Looks good so far, but this equation holds only as long as the block does not leave the bottom of the box. To find the value of d, when this starts to happen, you just need to think about the maximum force in the highest point (which is directly given by hook's law). As soon as this force is bigger than the gravitational force, the block will leave the bottom, since it's accelerated less then the outer box.

4. anonymous

for me i know i have to assume something when the outer box has reached the bottom of its motion, or x=d.
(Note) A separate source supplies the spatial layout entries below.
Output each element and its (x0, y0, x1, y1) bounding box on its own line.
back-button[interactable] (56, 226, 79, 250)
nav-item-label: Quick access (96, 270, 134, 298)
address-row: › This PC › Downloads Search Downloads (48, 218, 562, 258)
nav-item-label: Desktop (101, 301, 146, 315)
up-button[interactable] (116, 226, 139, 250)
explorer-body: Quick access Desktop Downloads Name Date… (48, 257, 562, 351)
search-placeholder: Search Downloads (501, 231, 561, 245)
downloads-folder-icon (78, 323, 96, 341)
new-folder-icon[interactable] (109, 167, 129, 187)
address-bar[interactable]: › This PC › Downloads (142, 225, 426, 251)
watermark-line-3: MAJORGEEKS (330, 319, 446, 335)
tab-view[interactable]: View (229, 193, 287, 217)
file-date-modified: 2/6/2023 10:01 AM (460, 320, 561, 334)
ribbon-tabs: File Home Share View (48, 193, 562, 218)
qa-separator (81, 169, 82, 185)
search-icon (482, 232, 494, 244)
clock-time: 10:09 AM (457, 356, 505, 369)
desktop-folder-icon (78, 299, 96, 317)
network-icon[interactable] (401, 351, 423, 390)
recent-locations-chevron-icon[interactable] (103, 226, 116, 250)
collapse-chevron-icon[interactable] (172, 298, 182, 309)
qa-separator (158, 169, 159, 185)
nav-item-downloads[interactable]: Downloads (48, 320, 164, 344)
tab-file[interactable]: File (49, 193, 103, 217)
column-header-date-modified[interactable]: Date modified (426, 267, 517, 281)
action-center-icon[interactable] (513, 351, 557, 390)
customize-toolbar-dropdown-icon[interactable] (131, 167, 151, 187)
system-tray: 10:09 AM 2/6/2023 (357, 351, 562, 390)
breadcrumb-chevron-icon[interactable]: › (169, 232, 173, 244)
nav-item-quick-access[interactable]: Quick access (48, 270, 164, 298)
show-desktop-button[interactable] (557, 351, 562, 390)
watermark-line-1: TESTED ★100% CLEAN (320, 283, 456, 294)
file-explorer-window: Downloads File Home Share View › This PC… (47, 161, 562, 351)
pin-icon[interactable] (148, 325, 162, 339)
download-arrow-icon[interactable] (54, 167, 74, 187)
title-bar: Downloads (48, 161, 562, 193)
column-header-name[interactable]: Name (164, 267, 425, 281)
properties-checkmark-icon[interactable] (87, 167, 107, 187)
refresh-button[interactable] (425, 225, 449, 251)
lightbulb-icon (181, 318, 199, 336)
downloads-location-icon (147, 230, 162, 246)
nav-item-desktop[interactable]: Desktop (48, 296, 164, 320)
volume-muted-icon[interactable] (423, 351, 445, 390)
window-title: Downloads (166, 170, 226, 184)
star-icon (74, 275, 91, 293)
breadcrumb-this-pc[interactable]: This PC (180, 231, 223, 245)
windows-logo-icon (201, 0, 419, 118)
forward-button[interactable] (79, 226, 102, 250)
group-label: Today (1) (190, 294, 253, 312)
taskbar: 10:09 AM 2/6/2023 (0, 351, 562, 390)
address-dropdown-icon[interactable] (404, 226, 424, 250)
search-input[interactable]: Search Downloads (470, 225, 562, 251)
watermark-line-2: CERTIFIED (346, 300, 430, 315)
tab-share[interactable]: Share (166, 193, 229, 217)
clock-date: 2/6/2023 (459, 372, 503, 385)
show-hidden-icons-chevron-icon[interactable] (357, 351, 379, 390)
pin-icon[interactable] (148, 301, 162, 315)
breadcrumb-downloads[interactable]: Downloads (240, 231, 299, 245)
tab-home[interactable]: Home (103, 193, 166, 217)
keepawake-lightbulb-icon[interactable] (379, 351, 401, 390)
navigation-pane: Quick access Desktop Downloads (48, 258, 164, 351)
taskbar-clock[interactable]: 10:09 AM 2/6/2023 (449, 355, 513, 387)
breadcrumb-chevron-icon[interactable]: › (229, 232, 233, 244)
But i dont understand the physics of what happens just when the outer box stop, i think when the outer box stops, the smaller block inside experiences the reaction force which is the outcome of the deceleration of the outer box. however, I still do not know how to write this into equations

5. anonymous

take a look at this

6. anonymous

Okay, the real question is, from what point on is the force of the spring inverted, because below this point, the force of the spring itself is always upwards and hence, the acceleration of the outer box is always smaller than the free gravitational acceleration, since it's reduced by the force of the spring. So we need to find the equilibrium position of the spring itself, which is above the equilibrium position of the system. This is also fairly simple, since we know that at the equilibrium state of the system the two forces cancel. So setting them both equal (g*(M+m) = -k * x), we see that the equilibrium state of the system is x=-g*(M+m)/k below the equilibrium point of the spring. So as soon as d is bigger then this, the outer box is accelerated more than the inner box in the highest point and the inner mass will leave the ground. (Acceleration of the outer box is then a = g+k(d-x)/M; of the inner box is a = g.)

7. anonymous

Now i get when you say what the real question is, and that makes a lot of sense. But are you saying that g(M+m)+kx=mg

8. anonymous

because if the spring force is always up, and at the turning point it is down which lowers the outer box accelaration, then that difference in force = mg of the small box

9. anonymous

in the opposite direction so -mg

10. anonymous

and therefore, mg+kx+(M+m)g=0

11. JamesJ

Suppose for moment that m was glued to M. Then you know that the equation of motion would be $y(t) = y_{e} + d \cos\left( \sqrt{\frac{k}{M+m}} t \right)$ where $$y_e$$ is the equilibrium position. Now from that equation, you can write down the equation for acceleration: it's the double time derivative: $a(t) = -\frac{dk}{M+m} \cos\left( \sqrt{\frac{k}{M+m}} t \right)$ At the top of the oscillation therefore, the acceleration is $a_{max} = \frac{dk}{M+m}$ Now, if that is greater than gravitational acceleration, $$g$$, then you really will need $$m$$ to be glued to $$M$$, because the mass will be accelerating down faster than $$m$$ would have fallen if gravity were acting alone. Therefore ... the answer to the second part of the question is ... you fill in the gap.

12. anonymous

$mg=mkd/(M+m)$Ok, so, the acceleration of the whole is sometimes larger than that of the acceleration of the block. Hence, $m(g-kd/(M+m))=0$ $mg=mkd/(M+m)$ and $d=g(M+m)/k$ I have a question though, does this happen when the system of M+m going down only, so that when g is smaller than the acceleration of the whole system, where m falls inside the box.??

13. anonymous

Okay i tried but i don't have NO idea...sorry.